Антон испуганно замотал головой.
Да, ответил Виктор. 17D, садитесь.
Женщина опустилась на своё место, придавив Антона ещё и с другой стороны.
Фух! сказала она, обмахиваясь паспортом. Сдуреть можно, как людей изводят. То говорили, что рейс в восемь, то в полшестого, то в два. И на паспортном контроле какой бардак! Насилу без очереди пролезла.
Да уж, подтвердил Виктор и выпил ещё один стаканчик.
Антон попытался пошевелиться, поскольку с трудом дышал и хотел чуть освободить стиснутую грудь.
Ой! вскрикнула женщина. Тут ещё, оказывается, какой-то мелкий сидит. А я и не разглядела. Она взглянула сначала на Антона, затем на толстяка. А что это вы пьёте, когда ещё не взлетели? Примета плохая.
Да мочи уж нет, сказал Виктор.
Ну, налей уж и мне, согласилась женщина. Настрадалась я сегодня. И каждый раз каким-то рентгеном светят. Я как представила, что все мои какашки им там видны, так мою душу чуть наизнанку прямо там у них не вывернуло.
Да у меня стаканчик-то всего один, пытался отвертеться Виктор.
У меня тоже где-то был, не растерялась женщина. Она порылась в сумочке и извлекла походный складной стаканчик с изящной крышечкой, разложила его и протянула Виктору.
Ну, раз так, то пожалуйста, согласился Виктор и, налив немного, поинтересовался: А вас как зовут? Это я просто, чтобы сразу уж тогда и за знакомство. Меня Виктор.
Кира Васильевна, ответила женщина, ещё раз посмотрела на Антона, потом на Виктора. А что же этому доходяге не наливаешь?
Да не пьёт он, ответил Виктор, закручивая пробочку и убирая бутылку в пакет.
Что, совсем? удивилась Кира Васильевна. Чудеса! Ну, оно и видно вон лядащий какой. Она залпом выпила виски. Эх, закусить бы! У вас нет ничего?
Шоколадка только, сказал Виктор.
Ну, давай её сюда.
Антон видел, как над его коленями развернули и разломали шоколадку, осыпав коричневыми крошками джинсы. Тем временем стюардессы в проходах начали демонстрацию средств спасения.

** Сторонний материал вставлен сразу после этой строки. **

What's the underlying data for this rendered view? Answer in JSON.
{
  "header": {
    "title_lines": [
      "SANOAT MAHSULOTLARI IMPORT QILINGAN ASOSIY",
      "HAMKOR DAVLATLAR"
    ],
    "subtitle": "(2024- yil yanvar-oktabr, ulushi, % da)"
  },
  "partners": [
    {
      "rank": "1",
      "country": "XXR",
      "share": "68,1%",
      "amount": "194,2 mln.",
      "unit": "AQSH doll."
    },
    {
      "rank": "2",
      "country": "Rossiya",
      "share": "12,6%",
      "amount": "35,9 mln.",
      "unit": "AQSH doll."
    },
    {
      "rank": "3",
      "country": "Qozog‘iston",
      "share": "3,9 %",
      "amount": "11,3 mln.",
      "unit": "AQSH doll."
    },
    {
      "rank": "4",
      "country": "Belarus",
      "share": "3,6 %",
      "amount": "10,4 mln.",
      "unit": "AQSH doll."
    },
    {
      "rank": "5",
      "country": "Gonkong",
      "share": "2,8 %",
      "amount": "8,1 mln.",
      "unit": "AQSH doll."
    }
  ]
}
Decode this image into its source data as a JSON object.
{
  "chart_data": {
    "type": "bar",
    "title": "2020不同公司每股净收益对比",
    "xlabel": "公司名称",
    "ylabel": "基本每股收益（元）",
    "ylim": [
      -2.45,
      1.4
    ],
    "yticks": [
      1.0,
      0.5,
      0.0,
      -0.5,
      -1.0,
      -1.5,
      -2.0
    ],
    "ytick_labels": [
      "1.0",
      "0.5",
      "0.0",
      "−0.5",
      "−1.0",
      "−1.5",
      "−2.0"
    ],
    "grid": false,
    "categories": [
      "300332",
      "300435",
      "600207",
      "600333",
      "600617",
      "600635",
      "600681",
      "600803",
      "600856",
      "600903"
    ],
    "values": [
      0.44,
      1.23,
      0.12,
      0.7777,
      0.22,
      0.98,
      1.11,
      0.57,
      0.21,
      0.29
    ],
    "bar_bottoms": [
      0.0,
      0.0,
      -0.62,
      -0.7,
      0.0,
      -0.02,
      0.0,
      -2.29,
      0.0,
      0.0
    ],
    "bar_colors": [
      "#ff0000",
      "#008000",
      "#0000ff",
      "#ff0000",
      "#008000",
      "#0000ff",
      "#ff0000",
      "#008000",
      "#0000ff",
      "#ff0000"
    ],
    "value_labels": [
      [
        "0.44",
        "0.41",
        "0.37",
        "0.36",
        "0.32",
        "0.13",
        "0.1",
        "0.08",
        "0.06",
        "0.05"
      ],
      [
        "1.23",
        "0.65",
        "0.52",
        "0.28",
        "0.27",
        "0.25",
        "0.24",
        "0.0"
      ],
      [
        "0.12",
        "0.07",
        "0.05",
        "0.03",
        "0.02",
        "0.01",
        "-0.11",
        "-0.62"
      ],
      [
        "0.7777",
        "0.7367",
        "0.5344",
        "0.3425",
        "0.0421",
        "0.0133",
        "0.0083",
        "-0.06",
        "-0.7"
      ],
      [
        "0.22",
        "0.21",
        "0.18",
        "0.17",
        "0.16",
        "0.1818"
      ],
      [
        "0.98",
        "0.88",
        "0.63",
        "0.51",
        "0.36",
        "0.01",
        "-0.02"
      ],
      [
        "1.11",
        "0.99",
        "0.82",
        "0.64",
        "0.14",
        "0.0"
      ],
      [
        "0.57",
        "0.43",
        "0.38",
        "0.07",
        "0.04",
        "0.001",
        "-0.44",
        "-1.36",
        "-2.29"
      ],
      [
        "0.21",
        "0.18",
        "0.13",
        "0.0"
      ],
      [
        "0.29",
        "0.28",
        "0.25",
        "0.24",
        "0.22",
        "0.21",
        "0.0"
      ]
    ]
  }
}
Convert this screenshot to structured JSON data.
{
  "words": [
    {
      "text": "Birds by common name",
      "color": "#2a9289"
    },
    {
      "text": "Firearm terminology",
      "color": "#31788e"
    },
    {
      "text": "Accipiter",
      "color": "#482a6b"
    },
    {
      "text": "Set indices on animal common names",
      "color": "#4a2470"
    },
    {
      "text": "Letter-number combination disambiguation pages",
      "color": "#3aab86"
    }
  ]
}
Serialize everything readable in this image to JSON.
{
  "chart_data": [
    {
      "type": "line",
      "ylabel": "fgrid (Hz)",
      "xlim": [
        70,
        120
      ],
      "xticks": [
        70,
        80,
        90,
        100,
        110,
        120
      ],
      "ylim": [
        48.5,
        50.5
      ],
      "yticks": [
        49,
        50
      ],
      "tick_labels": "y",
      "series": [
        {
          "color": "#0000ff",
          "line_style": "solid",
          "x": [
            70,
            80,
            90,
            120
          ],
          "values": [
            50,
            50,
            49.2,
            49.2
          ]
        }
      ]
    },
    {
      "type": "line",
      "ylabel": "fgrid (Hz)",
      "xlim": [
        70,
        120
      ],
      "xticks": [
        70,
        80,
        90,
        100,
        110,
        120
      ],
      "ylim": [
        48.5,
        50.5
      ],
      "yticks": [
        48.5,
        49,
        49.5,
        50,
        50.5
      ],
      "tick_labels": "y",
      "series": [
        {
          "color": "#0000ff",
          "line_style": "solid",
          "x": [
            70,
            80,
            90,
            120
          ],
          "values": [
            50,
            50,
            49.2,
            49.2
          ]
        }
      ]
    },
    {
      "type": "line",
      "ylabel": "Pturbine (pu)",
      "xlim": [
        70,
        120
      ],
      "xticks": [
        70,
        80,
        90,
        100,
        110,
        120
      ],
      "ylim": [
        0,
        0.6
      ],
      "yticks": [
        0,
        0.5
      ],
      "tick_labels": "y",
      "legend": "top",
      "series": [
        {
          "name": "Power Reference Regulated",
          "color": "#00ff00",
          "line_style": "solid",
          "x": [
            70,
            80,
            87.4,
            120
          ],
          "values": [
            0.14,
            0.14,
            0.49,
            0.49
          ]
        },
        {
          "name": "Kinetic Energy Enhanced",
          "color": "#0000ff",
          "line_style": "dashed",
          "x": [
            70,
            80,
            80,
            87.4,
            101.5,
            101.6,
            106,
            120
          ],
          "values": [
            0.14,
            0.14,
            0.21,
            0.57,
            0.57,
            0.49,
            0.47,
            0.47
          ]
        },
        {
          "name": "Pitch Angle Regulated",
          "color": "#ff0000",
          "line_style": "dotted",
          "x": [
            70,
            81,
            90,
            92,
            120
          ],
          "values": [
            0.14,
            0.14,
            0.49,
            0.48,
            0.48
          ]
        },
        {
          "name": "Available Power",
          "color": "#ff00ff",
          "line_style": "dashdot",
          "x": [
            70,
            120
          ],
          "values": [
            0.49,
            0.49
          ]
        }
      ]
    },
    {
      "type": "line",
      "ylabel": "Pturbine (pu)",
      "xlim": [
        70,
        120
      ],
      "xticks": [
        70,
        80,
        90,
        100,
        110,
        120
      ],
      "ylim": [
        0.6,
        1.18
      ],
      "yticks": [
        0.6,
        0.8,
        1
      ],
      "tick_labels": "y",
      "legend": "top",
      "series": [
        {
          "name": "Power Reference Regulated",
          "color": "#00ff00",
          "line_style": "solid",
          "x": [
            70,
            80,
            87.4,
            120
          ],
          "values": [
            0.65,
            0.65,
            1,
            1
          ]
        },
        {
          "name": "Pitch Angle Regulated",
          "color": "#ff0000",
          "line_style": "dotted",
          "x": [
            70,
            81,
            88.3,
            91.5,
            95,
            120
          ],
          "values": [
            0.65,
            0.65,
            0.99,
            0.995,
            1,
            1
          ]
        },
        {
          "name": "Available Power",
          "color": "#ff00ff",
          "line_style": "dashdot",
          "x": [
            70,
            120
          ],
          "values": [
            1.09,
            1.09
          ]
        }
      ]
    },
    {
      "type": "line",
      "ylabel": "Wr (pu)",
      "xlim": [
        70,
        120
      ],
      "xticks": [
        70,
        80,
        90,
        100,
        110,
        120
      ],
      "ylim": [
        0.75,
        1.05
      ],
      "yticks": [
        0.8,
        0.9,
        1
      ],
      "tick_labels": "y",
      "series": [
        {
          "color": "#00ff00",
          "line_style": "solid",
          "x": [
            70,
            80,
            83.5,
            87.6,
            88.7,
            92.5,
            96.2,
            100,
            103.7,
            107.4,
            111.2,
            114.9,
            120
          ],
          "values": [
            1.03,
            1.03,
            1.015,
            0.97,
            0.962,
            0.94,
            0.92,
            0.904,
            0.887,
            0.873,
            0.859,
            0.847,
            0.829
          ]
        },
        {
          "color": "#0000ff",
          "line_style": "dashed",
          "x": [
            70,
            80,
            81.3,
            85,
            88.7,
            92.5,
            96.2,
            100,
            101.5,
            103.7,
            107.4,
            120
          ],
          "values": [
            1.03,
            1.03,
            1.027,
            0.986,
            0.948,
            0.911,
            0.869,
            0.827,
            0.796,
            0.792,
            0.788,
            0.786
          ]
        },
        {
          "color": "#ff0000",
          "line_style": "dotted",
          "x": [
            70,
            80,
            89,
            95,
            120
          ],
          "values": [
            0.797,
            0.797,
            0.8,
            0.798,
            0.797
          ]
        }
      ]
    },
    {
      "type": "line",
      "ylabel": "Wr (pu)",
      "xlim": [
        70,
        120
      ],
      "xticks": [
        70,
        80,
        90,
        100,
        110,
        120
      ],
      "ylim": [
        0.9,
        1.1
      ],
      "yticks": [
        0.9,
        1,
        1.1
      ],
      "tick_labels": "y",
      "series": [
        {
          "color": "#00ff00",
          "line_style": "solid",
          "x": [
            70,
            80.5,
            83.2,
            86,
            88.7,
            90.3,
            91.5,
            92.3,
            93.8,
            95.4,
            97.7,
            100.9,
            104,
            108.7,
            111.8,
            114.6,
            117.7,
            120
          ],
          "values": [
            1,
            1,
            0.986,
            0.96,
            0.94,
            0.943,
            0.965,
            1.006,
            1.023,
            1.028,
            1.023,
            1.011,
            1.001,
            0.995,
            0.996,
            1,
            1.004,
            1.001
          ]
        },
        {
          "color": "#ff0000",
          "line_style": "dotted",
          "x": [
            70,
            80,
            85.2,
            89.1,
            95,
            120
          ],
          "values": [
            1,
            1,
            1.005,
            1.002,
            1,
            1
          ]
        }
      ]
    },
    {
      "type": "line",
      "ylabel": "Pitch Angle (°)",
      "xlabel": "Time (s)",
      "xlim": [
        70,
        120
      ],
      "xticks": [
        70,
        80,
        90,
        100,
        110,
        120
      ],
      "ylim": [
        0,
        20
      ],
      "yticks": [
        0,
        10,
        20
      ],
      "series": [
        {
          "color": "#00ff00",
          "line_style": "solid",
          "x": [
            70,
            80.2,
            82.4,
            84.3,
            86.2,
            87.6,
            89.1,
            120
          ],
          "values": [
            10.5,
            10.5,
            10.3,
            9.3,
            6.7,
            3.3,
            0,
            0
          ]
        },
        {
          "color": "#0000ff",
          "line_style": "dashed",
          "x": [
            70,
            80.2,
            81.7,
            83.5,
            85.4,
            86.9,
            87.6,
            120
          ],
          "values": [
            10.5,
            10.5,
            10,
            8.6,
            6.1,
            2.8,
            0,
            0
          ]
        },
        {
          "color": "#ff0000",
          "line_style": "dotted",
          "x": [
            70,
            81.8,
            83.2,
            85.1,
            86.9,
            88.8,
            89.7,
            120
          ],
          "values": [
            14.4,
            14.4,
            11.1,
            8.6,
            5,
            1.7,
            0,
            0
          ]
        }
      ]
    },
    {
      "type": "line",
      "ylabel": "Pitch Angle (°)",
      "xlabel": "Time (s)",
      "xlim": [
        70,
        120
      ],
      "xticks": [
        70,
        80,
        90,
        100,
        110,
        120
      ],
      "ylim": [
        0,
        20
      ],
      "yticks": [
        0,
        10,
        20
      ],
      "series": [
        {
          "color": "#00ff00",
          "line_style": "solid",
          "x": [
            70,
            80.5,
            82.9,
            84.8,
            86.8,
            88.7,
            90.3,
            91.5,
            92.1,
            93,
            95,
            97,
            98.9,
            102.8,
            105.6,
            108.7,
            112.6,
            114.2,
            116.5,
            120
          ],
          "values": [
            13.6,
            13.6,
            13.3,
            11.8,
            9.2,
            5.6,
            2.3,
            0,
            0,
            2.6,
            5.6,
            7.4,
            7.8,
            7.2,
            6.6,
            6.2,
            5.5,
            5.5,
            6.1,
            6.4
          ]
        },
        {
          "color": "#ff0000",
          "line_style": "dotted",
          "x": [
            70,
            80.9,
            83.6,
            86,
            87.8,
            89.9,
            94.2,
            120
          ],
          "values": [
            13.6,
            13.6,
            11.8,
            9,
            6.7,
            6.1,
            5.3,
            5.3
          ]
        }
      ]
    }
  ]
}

Херня это всё, сказала Кира Васильевна. Если мы как следует рухнем, то тут уж и косточек не собрать. А они говорят: «Наденьте маску сначала себе, потом дитю». Тут две секунды и триста трупов.
Это точно, поддержал Виктор. Помните, вот, в восьмидесятых мы сбили южнокорейский самолёт? Не пригодились ведь им маски.
И они начали вспоминать разные катастрофы и живописать ужасы, творящиеся с человеческими телами в их результате.
Подлокотники опустите, пожалуйста, сказала проходящая мимо стюардесса, проверяющая, у всех ли пристёгнуты ремни.
Не получится, мадам, весело ответил Виктор, похлопав по своему объёмистому пузу. Уж поверьте моему опыту.
Антон боялся шевелиться, чтобы на него не обращали слишком много внимания, но тело уже порядком затекло, и он напрягал попеременно то одну, то другую мышцу, проверяя, что они всё ещё работают. За этим занятием он совершенно не заметил, как самолёт уже вывезли на взлётную полосу.
Антон, который и так-то не занимал много места, превратился практически в ничто из желания как можно меньше соприкасаться с соседями и окружающей обстановкой. Взревел двигатель. Самолёт понёсся вперёд, и Антона вжало в спинку кресла. Через мгновение он почувствовал отрыв от земли.
Сердце забилось сильнее. Антону стало не по себе от того, что под ним уже не такая надёжная опора, как раньше, а всего лишь железка, несущаяся вперёд и вверх с дикой скоростью. Разносили леденцы. Антон хотел взять, но не смог извлечь из-под Виктора руку.
Кира Васильевна и Виктор чокнулись стаканчиками перед его носом, и Антон закрыл глаза. Он представил себе, что плывёт совершенно один по спокойному тёплому морю, и вокруг него нет ни души. Он медленно грёб руками и двигался вперёд так легко, что ему совершенно не требовалось на это сил. Вода обтекала его, словно лаская, массажируя его тело. И тут море вдруг накренилось и начало крутой разворот, отчего Антону сдавило голову, и во рту стало противно. Он хотел открыть глаза и посмотреть, сколько сейчас времени, чтобы оценить, сколько осталось лететь, но понял, что вряд ли сможет посмотреть на часы в таких стеснённых обстоятельствах.
«Ничего, подумал Антон. Может быть, самолёт всё-таки упадёт в море, и тогда всё, наконец, закончится». Он не имел в виду смерть в прямом смысле, скорее просто новое состояние, в котором, возможно, будет больше покоя.